New Skill Set for SQL Server Administrators
While big data offers new possibilities, it also presents big hurdles. Creating Hapdoop clusters requires an entirely different skill set than most Windows or SQL Server administrators have. Further, loading data into Hapdoop clusters and then retrieving the data in meaningful ways also requires new skills and technologies that most SQL Server organizations don't have. Processing or querying big data implementations has traditionally been quite different than querying relational databases. For instance, with Hadoop, you might create something called a MapReduce job. MapReduce is a programming model that performs distributed computing on a Hadoop cluster. MapReduce jobs are often written in Java, but they can be written in other languages as well. The Hadoop runtime takes care of scheduling the job's execution across multiple nodes, handling the internode communication, and collecting the results. Hadoop is an entirely different animal from SQL Server and this isn’t familiar territory for SQL Server professionals.
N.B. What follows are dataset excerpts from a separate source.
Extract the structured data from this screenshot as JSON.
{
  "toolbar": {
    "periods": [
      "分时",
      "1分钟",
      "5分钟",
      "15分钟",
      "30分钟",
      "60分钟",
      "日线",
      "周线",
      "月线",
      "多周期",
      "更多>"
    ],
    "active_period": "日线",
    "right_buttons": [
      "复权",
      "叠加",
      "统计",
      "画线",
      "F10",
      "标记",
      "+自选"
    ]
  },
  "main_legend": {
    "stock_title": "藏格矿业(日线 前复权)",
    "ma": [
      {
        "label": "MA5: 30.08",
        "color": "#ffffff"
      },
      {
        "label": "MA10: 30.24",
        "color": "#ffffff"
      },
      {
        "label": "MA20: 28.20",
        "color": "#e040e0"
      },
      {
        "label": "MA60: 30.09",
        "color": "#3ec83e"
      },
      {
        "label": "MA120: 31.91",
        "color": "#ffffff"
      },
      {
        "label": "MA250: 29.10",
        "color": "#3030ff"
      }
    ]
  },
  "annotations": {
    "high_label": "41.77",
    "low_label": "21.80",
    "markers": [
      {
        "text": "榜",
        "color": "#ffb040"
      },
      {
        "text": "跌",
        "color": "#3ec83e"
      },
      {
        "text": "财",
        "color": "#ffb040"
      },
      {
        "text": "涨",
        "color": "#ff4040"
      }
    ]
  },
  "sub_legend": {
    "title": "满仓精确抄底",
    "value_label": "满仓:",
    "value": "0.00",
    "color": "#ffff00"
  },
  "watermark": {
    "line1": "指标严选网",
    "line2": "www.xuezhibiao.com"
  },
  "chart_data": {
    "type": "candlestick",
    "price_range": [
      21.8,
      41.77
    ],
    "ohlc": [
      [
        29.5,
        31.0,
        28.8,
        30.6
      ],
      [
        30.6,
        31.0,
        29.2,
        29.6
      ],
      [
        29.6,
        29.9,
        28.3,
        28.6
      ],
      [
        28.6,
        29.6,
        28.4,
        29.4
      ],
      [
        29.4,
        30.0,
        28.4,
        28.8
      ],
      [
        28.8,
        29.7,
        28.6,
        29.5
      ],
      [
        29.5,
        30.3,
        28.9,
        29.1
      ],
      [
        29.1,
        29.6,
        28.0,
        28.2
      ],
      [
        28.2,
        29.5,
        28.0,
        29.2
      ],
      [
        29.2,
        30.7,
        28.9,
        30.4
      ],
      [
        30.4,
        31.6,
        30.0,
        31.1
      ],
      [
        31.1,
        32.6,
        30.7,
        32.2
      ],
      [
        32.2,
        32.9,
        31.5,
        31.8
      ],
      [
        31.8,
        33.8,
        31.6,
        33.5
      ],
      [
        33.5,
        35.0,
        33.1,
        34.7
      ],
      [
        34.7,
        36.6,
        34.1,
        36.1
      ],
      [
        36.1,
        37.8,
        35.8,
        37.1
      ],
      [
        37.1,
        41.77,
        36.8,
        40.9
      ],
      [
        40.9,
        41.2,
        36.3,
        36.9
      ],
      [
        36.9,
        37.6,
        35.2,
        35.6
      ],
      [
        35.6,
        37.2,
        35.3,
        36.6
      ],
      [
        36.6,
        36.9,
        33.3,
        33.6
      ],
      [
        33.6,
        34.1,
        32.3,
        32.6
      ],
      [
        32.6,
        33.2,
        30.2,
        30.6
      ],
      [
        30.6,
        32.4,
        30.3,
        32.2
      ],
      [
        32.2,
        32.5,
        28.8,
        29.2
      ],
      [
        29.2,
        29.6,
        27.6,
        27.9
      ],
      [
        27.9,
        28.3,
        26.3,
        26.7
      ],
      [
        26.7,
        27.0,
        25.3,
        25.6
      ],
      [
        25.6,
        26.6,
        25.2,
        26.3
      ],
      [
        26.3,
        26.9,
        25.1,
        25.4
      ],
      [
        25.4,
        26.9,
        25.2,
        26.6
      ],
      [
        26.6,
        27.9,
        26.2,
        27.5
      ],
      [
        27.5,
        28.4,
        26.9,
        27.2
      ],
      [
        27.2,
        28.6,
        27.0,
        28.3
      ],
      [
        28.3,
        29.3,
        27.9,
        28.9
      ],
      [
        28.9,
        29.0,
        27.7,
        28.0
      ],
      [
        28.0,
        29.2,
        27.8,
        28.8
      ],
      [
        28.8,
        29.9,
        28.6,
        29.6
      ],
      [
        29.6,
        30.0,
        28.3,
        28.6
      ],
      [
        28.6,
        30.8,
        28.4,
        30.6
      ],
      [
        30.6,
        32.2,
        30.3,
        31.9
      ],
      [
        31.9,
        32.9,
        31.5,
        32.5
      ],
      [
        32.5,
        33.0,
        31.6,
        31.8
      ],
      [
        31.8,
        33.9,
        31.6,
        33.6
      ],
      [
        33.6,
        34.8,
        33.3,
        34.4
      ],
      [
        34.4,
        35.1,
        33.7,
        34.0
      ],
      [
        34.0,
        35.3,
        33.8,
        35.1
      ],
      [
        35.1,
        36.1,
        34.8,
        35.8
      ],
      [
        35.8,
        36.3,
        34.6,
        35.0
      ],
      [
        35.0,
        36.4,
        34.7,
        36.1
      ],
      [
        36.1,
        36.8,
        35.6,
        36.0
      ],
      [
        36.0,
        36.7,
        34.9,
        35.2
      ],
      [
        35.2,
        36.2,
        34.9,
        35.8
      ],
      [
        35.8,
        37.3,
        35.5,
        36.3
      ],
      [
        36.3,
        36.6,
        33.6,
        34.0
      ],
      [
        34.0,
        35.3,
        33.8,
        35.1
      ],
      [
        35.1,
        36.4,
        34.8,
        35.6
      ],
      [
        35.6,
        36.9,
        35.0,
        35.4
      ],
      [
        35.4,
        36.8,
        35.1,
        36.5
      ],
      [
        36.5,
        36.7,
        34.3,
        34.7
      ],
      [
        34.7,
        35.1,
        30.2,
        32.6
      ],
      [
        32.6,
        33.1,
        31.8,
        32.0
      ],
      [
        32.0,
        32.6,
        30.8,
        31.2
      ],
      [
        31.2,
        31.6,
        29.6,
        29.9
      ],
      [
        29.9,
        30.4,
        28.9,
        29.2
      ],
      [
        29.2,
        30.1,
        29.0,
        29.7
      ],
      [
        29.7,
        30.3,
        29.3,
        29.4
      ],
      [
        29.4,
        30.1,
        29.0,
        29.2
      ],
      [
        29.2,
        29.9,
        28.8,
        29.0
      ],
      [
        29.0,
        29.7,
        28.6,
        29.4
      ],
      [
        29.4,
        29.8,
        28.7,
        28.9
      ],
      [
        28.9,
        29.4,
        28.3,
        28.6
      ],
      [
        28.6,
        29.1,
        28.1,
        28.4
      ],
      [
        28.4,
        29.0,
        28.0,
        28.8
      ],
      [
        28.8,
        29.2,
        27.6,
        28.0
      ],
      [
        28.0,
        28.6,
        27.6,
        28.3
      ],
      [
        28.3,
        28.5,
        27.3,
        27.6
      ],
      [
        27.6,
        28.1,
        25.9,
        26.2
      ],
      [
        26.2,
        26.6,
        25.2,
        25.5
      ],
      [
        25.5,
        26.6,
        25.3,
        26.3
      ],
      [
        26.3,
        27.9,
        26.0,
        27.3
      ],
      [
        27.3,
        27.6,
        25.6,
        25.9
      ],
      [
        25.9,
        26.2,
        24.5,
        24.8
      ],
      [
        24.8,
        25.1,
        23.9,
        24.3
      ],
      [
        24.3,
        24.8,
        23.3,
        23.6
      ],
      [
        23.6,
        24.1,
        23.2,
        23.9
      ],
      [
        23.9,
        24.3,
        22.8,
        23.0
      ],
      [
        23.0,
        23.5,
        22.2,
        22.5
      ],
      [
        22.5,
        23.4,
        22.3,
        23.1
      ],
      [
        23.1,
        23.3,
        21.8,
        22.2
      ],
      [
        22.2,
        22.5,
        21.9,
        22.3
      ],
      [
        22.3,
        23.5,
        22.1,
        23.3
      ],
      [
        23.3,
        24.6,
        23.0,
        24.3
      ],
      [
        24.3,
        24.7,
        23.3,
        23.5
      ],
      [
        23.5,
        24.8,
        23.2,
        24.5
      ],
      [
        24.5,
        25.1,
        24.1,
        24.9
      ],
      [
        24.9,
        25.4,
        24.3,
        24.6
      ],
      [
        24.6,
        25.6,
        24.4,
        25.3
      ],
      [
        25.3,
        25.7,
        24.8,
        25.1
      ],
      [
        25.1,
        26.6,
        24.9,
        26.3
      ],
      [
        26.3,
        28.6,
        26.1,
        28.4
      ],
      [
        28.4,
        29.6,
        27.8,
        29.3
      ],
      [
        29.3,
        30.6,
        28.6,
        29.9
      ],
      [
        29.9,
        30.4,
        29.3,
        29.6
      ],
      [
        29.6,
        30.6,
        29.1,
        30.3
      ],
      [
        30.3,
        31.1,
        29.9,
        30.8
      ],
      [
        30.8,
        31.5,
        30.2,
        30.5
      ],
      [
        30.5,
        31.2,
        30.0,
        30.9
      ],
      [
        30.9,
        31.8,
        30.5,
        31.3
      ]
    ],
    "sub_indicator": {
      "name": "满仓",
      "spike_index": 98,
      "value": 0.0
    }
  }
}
Without a doubt, Microsoft is working toward integrating the world of big data with SQL Server. At the 2012 PASS conference, Microsoft presented several technologies designed to open up the realm of big data to SQL Server professionals. First, HDInsight provides both an on-premises Windows-based Hadoop implementation and an Azure service that gives organizations access to a big data service without the need to buy, configure, or manage the Hadoop infrastructure. Perhaps even more important, the upcoming PolyBase technology that will be included in the next version of SQL Server Parallel Data Warehouse (PDW) for the first time will allow you to query Hadoop clusters using familiar T-SQL scripts. Similarly, Excel 2013 will be able to work directly with HDInsight data, allowing you to query big data with familiar tools.
When I talked to Doug Leland, General Manager of Product Management in the Business Platform Marketing Group for Microsoft at PASS last year, I was struck by how much the move to embrace big data reminded me of SQL Server 7's initial support for OLAP services. Including big data in the future release of SQL Server will definitely help businesses clear the hurdles to big data.